Komisyon, Erzurum Cezaevinde yapılan incelemelere ilişkin hazırlanan alt komisyon raporunu görüşmek üzere toplandı. Rapor, müzakerelerin ardından oybirliği ile kabul edildi.
Komisyon Başkanı Zafer Üskül, toplantının ardından gazetecilere yaptığı açıklamada, Bilge Köyünde yaşanan olayları araştırmak üzere alt komisyon kurduklarını söyledi. Üskül, komisyonda, kendisinin, Komisyon Başkanvekili ve MHP Yozgat Milletvekili Mehmet Ekici, AK Parti Bingöl Milletvekili Kazım Ataoğlu, CHP İzmir Milletvekili Ahmet Ersin ve DSP İstanbul Milletvekili Ayşe Jale Ağırbaş'ın yer aldığını belirtti.

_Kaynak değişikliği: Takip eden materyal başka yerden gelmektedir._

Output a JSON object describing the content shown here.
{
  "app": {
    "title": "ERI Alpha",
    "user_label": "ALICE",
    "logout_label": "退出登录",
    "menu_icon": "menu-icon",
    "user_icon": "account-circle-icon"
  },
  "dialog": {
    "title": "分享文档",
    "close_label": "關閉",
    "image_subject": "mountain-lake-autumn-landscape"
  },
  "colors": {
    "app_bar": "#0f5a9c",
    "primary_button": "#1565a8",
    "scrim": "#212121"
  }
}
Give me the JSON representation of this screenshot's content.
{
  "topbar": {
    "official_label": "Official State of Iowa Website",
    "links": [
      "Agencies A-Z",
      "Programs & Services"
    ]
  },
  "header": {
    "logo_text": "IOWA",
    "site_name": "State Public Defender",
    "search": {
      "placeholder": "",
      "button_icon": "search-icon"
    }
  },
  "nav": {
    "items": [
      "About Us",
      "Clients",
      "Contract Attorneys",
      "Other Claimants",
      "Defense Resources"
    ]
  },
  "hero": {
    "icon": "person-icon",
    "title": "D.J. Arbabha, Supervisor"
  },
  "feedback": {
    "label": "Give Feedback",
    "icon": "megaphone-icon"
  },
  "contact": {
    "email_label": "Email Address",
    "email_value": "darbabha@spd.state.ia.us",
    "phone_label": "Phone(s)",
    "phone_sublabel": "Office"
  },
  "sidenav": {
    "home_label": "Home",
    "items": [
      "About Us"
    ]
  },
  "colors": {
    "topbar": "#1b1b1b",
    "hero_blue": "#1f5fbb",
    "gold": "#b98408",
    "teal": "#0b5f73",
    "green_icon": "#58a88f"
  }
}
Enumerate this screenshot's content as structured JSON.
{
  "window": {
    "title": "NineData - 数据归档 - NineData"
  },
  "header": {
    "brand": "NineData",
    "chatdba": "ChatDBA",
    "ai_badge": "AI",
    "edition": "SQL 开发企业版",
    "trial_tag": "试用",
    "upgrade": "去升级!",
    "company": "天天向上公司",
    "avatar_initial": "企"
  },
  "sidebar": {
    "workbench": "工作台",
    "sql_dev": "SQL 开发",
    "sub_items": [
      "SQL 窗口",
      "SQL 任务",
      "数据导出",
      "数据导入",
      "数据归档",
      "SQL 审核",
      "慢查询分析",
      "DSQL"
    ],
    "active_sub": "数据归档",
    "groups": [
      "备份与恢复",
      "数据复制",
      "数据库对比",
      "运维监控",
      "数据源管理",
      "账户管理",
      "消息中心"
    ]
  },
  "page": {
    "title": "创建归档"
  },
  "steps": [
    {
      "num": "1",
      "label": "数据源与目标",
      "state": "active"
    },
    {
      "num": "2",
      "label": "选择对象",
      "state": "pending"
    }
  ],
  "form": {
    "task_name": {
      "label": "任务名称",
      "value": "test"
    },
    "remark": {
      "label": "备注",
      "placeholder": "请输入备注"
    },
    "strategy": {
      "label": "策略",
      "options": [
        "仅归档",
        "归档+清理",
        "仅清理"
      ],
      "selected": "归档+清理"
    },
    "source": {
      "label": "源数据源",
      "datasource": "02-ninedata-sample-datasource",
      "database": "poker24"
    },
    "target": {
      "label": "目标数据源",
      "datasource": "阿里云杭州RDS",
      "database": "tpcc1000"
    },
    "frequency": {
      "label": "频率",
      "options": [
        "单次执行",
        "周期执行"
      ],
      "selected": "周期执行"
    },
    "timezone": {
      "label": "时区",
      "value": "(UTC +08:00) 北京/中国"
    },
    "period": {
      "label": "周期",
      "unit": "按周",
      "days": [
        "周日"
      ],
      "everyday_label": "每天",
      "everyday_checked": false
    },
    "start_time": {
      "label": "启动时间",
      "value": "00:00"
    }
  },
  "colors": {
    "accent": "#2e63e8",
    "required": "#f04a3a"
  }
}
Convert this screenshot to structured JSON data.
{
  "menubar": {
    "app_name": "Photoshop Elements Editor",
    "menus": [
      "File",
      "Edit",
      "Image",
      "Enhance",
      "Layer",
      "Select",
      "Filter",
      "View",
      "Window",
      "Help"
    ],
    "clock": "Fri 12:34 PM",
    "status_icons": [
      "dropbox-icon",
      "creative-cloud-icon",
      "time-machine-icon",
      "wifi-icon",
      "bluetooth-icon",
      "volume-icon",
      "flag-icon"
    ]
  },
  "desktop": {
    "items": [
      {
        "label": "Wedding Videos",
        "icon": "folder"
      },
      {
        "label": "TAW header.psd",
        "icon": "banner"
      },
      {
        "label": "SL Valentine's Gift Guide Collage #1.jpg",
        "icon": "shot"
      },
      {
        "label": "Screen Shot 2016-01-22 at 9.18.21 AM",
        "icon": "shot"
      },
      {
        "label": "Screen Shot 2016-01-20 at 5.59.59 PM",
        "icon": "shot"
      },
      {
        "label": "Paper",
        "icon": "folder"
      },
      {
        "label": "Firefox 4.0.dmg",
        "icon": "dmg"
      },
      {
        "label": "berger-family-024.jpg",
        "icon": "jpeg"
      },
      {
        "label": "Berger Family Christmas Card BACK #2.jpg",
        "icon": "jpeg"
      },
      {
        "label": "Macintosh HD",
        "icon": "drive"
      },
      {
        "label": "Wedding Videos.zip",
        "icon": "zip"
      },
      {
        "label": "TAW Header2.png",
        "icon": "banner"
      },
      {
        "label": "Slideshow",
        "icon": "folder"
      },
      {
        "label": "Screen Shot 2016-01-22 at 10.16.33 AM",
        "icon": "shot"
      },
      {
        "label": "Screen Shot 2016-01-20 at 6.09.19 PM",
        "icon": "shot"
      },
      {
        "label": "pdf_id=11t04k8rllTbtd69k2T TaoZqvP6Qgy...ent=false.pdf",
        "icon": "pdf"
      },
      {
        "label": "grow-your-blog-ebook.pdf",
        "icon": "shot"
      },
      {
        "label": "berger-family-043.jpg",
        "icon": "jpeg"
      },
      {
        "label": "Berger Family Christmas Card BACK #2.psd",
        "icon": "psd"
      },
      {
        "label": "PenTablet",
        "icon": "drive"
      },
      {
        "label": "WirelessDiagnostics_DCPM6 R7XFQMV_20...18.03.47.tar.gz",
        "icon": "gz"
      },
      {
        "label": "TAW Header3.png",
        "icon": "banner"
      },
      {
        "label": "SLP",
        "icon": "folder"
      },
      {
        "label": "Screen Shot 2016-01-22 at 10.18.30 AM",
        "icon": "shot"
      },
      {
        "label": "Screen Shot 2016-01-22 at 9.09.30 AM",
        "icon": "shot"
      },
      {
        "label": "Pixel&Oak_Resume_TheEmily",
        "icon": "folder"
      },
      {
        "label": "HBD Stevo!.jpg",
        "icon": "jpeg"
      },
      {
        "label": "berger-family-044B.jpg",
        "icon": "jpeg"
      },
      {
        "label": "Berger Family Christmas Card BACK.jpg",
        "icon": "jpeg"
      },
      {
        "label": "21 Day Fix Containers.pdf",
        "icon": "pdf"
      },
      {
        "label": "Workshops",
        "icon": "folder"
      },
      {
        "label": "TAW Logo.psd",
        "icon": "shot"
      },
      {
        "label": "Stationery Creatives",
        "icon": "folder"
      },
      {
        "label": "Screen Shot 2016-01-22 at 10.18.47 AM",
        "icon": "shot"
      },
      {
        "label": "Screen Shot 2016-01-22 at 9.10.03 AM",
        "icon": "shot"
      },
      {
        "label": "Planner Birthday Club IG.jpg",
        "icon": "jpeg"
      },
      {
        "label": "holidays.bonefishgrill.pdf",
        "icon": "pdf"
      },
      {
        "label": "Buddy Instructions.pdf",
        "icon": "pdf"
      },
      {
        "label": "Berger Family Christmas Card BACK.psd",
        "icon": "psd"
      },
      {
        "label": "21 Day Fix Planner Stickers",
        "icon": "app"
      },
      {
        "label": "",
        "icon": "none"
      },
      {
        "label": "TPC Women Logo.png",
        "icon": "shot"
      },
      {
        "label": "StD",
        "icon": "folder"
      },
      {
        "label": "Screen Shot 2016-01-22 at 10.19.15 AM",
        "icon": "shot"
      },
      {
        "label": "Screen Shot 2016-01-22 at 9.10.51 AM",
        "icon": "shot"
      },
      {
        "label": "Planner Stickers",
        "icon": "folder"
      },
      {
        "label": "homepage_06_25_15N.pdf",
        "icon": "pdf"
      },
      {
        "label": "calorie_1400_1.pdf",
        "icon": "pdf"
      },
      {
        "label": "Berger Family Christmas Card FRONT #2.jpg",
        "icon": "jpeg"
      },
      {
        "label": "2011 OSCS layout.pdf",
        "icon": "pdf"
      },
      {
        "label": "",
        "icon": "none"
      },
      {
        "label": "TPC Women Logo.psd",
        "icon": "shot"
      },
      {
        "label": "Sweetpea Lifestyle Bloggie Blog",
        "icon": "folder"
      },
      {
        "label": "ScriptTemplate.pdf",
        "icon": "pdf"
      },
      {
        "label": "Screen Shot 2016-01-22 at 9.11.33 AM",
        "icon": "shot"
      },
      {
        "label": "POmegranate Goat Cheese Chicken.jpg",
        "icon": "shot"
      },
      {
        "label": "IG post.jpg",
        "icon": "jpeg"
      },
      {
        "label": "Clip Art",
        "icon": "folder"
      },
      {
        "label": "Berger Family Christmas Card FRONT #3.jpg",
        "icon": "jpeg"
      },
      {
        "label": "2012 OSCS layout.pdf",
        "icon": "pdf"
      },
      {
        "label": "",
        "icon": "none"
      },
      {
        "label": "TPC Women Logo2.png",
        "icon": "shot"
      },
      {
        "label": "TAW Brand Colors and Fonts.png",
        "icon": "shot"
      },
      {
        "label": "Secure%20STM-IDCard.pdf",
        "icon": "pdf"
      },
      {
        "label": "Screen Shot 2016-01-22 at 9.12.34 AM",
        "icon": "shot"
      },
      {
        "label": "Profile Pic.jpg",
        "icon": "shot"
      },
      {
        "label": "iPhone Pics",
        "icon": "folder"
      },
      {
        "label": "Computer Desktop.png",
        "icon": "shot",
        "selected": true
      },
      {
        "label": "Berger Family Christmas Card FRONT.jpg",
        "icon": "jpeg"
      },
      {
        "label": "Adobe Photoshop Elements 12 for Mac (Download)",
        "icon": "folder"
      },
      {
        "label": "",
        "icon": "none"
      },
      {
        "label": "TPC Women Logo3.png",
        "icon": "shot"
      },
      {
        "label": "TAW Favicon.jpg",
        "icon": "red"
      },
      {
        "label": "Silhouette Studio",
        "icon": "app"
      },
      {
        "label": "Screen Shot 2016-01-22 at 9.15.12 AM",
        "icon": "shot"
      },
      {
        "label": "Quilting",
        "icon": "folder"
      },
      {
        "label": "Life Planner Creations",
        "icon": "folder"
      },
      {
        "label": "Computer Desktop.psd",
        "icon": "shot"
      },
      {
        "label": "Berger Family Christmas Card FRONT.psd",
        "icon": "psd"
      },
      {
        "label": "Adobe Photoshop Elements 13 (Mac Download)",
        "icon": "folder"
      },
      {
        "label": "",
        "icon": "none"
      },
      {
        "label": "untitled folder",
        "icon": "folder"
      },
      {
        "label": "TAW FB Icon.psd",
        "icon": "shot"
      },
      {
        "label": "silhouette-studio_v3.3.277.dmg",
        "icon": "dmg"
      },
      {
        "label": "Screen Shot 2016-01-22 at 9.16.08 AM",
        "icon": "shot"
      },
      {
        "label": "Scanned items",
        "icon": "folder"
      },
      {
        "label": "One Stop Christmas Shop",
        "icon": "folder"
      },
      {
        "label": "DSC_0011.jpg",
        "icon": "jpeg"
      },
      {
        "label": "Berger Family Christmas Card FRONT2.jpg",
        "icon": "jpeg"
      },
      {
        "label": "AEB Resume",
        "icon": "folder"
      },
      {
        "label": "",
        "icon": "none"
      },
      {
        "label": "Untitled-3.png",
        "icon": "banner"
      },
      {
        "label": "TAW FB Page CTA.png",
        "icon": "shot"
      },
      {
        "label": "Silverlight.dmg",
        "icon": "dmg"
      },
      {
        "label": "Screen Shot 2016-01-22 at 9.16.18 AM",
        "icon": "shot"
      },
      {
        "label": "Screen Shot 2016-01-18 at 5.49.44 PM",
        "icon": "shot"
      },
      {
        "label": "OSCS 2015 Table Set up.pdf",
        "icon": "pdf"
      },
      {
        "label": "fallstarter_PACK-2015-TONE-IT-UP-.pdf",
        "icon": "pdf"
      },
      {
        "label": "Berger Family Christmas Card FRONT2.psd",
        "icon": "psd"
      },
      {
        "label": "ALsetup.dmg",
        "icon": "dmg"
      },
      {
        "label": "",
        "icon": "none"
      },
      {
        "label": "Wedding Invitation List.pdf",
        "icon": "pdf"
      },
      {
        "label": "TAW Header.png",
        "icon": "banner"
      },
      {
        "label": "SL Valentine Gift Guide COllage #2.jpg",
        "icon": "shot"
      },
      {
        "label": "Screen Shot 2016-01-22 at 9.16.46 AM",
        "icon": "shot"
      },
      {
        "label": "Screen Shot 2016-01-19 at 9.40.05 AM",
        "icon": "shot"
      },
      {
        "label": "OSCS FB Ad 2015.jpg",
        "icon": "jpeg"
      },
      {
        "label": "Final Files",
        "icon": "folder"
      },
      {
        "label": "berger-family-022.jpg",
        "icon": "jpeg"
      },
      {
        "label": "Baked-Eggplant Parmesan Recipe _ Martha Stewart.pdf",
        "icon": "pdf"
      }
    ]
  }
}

Üskül, DTP Diyarbakır Milletvekili Akın Birdal'ın, “Ağırbaş, komisyonda benim yer almam için, kendi hakkından feragat etmesine rağmen alt komisyonda yer alamadım” iddiasının sorulması üzerine, alt komisyonda yer almak üzere 9 milletvekilinin ismini bildirdiğini kaydetti.
“TERÖR ESTİRECEK BİR TUTUMLA...“
Zafer Üskül, komisyonun oluşturulması sırasında yaşanan tartışmayı şöyle anlattı:
“Sayın Ağırbaş, 9 üye aday olunca, kendisinin çekildiğini belirtti. Daha sonra Sayın Birdal da kendisinin adaylıktan çekildiğini ifade etti. Yine de sayı 5'in üzerindeydi ve oylama yapmak gerekiyordu. Sayın Birdal, toplantının düzenini de bozacak bir biçimde, sesini aşırı yükselterek, beni suçladı. Kendisinin bölge milletvekili olduğunu, mutlaka bu alt komisyonda yer alması gerektiğini ve başkan olarak benim bunu engellemeye çalıştığımı, başka bazı yakışıksız sözlerle birlikte ifade etti. Oysa başkan olarak benim yaptığım sadece, 5'ten fazla aday varsa ve uzlaşma yoksa oylama yapmaktı. Kendisi, bütün bu tartışmalar boyunca söz almadan, mikrofonu da kapalıyken, o sırada söz alan herkesin sözünü keserek müdahalede bulundu. Kendisinin alt komisyonda yer almamasının, demokrasiye aykırı olduğunu ifade etti. Sanki diğer üyeler, böyle bir inceleme komisyonunda görev yapamazlarmış gibi bir anlayışla mutlak surette kendisinin orada yer alması gerektiğini söyledi.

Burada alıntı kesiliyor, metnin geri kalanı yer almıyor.